People pursue things that make themselves happy - such as food, games, music, etc.
, which can prompt the brain to secrete dopamine, bringing about the so-called "happy" feeling; And people will subconsciously avoid things they feel disgusted, such as hunger, danger, pain, etc
.
It should be pointed out that this avoidance behavior is an important reason why
most addicted patients cannot tolerate strong withdrawal symptoms and then fall into drug relapse.
Multiple brain regions are involved in regulating these processes, including the ventral tegmental area (VTA), nucleus accumbens (NAc), basolateral amygdala (BLA), and parathalamic nucleus (PVT).
The nucleus accumbens is regarded as the center for processing reward and disgust information, and is the brain area
that research focuses on.
NAc is mainly composed of
GABAergic medium-sized multispinous neurons (MSNs).

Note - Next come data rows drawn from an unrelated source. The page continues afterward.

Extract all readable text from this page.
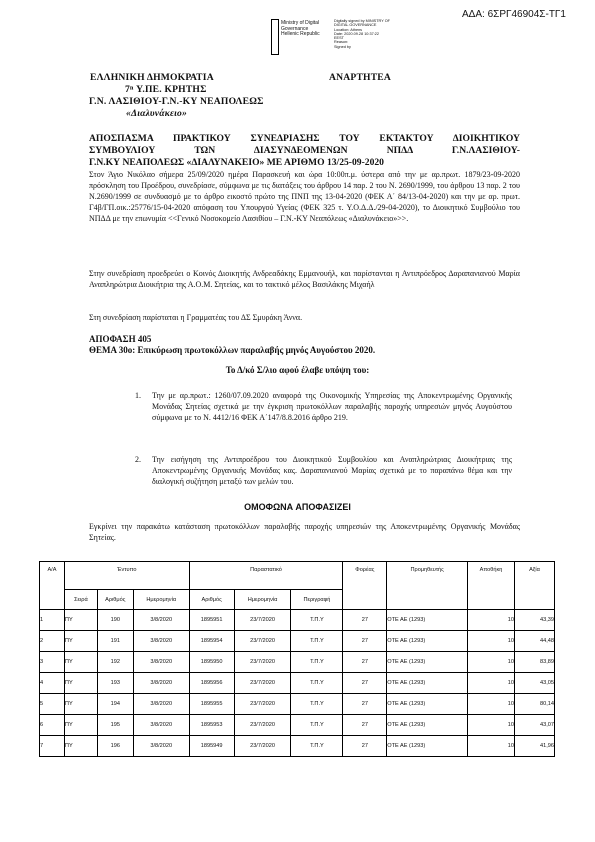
ΑΔΑ: 6ΣΡΓ46904Σ-ΤΓ1
Ministry of Digital
Governance
Hellenic Republic
Digitally signed by MINISTRY OF
DIGITAL GOVERNANCE
Location: Athens
Date: 2020.09.28 10:37:22
EEST
Reason:
Signed by
ΕΛΛΗΝΙΚΗ ΔΗΜΟΚΡΑΤΙΑ	ΑΝΑΡΤΗΤΕΑ
7ⁿ Υ.ΠΕ. ΚΡΗΤΗΣ
Γ.Ν. ΛΑΣΙΘΙΟΥ-Γ.Ν.-ΚΥ ΝΕΑΠΟΛΕΩΣ
«Διαλυνάκειο»
ΑΠΟΣΠΑΣΜΑ ΠΡΑΚΤΙΚΟΥ ΣΥΝΕΔΡΙΑΣΗΣ ΤΟΥ ΕΚΤΑΚΤΟΥ ΔΙΟΙΚΗΤΙΚΟΥ
ΣΥΜΒΟΥΛΙΟΥ ΤΩΝ ΔΙΑΣΥΝΔΕΟΜΕΝΩΝ ΝΠΔΔ Γ.Ν.ΛΑΣΙΘΙΟΥ-
Γ.Ν.ΚΥ ΝΕΑΠΟΛΕΩΣ «ΔΙΑΛΥΝΑΚΕΙΟ» ΜΕ ΑΡΙΘΜΟ 13/25-09-2020
Στον Άγιο Νικόλαο σήμερα 25/09/2020 ημέρα Παρασκευή και ώρα 10:00π.μ. ύστερα από την με αρ.πρωτ. 1879/23-09-2020 πρόσκληση του Προέδρου, συνεδρίασε, σύμφωνα με τις διατάξεις του άρθρου 14 παρ. 2 του Ν. 2690/1999, του άρθρου 13 παρ. 2 του Ν.2690/1999 σε συνδυασμό με το άρθρο εικοστό πρώτο της ΠΝΠ της 13-04-2020 (ΦΕΚ Α΄ 84/13-04-2020) και την με αρ. πρωτ. Γ4β/ΓΠ.οικ.:25776/15-04-2020 απόφαση του Υπουργού Υγείας (ΦΕΚ 325 τ. Υ.Ο.Δ.Δ./29-04-2020), το Διοικητικό Συμβούλιο του ΝΠΔΔ με την επωνυμία <<Γενικό Νοσοκομείο Λασιθίου – Γ.Ν.-ΚΥ Νεαπόλεως «Διαλυνάκειο»>>.
Στην συνεδρίαση προεδρεύει ο Κοινός Διοικητής Ανδρεαδάκης Εμμανουήλ, και παρίστανται η Αντιπρόεδρος Δαραπανιανού Μαρία Αναπληρώτρια Διοικήτρια της Α.Ο.Μ. Σητείας, και το τακτικό μέλος Βασιλάκης Μιχαήλ
Στη συνεδρίαση παρίσταται η Γραμματέας του ΔΣ Σμυράκη Άννα.
ΑΠΟΦΑΣΗ 405
ΘΕΜΑ 30ο: Επικύρωση πρωτοκόλλων παραλαβής μηνός Αυγούστου 2020.
Το Δ/κό Σ/λιο αφού έλαβε υπόψη του:
1. Την με αρ.πρωτ.: 1260/07.09.2020 αναφορά της Οικονομικής Υπηρεσίας της Αποκεντρωμένης Οργανικής Μονάδας Σητείας σχετικά με την έγκριση πρωτοκόλλων παραλαβής παροχής υπηρεσιών μηνός Αυγούστου σύμφωνα με το Ν. 4412/16 ΦΕΚ Α΄147/8.8.2016 άρθρο 219.
2. Την εισήγηση της Αντιπροέδρου του Διοικητικού Συμβουλίου και Αναπληρώτριας Διοικήτριας της Αποκεντρωμένης Οργανικής Μονάδας κας. Δαραπανιανού Μαρίας σχετικά με το παραπάνω θέμα και την διαλογική συζήτηση μεταξύ των μελών του.
ΟΜΟΦΩΝΑ ΑΠΟΦΑΣΙΖΕΙ
Εγκρίνει την παρακάτω κατάσταση πρωτοκόλλων παραλαβής παροχής υπηρεσιών της Αποκεντρωμένης Οργανικής Μονάδας Σητείας.
Α/Α	Έντυπο			Παραστατικό			Φορέας	Προμηθευτής	Αποθήκη	Αξία
	Σειρά	Αριθμός	Ημερομηνία	Αριθμός	Ημερομηνία	Περιγραφή				
1	ΠΥ	190	3/8/2020	1895951	23/7/2020	Τ.Π.Υ	27	ΟΤΕ ΑΕ (1293)	10	43,39
2	ΠΥ	191	3/8/2020	1895954	23/7/2020	Τ.Π.Υ	27	ΟΤΕ ΑΕ (1293)	10	44,48
3	ΠΥ	192	3/8/2020	1895950	23/7/2020	Τ.Π.Υ	27	ΟΤΕ ΑΕ (1293)	10	83,89
4	ΠΥ	193	3/8/2020	1895956	23/7/2020	Τ.Π.Υ	27	ΟΤΕ ΑΕ (1293)	10	43,05
5	ΠΥ	194	3/8/2020	1895955	23/7/2020	Τ.Π.Υ	27	ΟΤΕ ΑΕ (1293)	10	80,14
6	ΠΥ	195	3/8/2020	1895953	23/7/2020	Τ.Π.Υ	27	ΟΤΕ ΑΕ (1293)	10	43,07
7	ΠΥ	196	3/8/2020	1895949	23/7/2020	Τ.Π.Υ	27	ΟΤΕ ΑΕ (1293)	10	41,96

According to the different dopamine receptors expressed, MSN is divided into D1 and D2 type neurons
.
Previous studies have attributed the regulation of reward and disgust behavior to the difference between D1 and D2 neurons, but recent studies have shown that both D1- and D2- neurons can be involved in regulating reward and disgust behavior
.
Unlike other glutamate inputs projected to NAc, the PVT→NAc pathway was found to regulate the aversion effects
associated with morphine withdrawal.
So, can the functional units of the nucleus accumbens that regulate reward and disgust behaviors, respectively, be defined according to the specific upstream and downstream circuits of neurons?
Recently, the team of Zhu Yingjie, a researcher at the Shenzhen Institute of Advanced Technology of the Chinese Academy of Sciences, published research results in Nature Communications, revealing that the two parallel loops of the nucleus accumbens regulate reward and disgust respectively
.
The researchers used the AAV1-cre virus to label NAc neurons (NAcBLA) that received BLA projections and NAc neurons (NAcPVT) that received PVT projections, respectively, and found that they were two different groups of cells
.
The research team used optogenetics to activate NAcBLA and NAcPVT neurons and found that they mediate reward and disgust
, respectively.
Through neural tracing and patch-clamp electrophysiological recordings, it has been proved that NAcBLA neurons release the inhibition of dopamine neurons by projecting to GABAergic neurons of VTA, thereby promoting the release of dopamine mediated reward effects, while NAcPVT neurons mediate the disgust process
through GABAergic neurons projected to the lateral hypothalamus (LH).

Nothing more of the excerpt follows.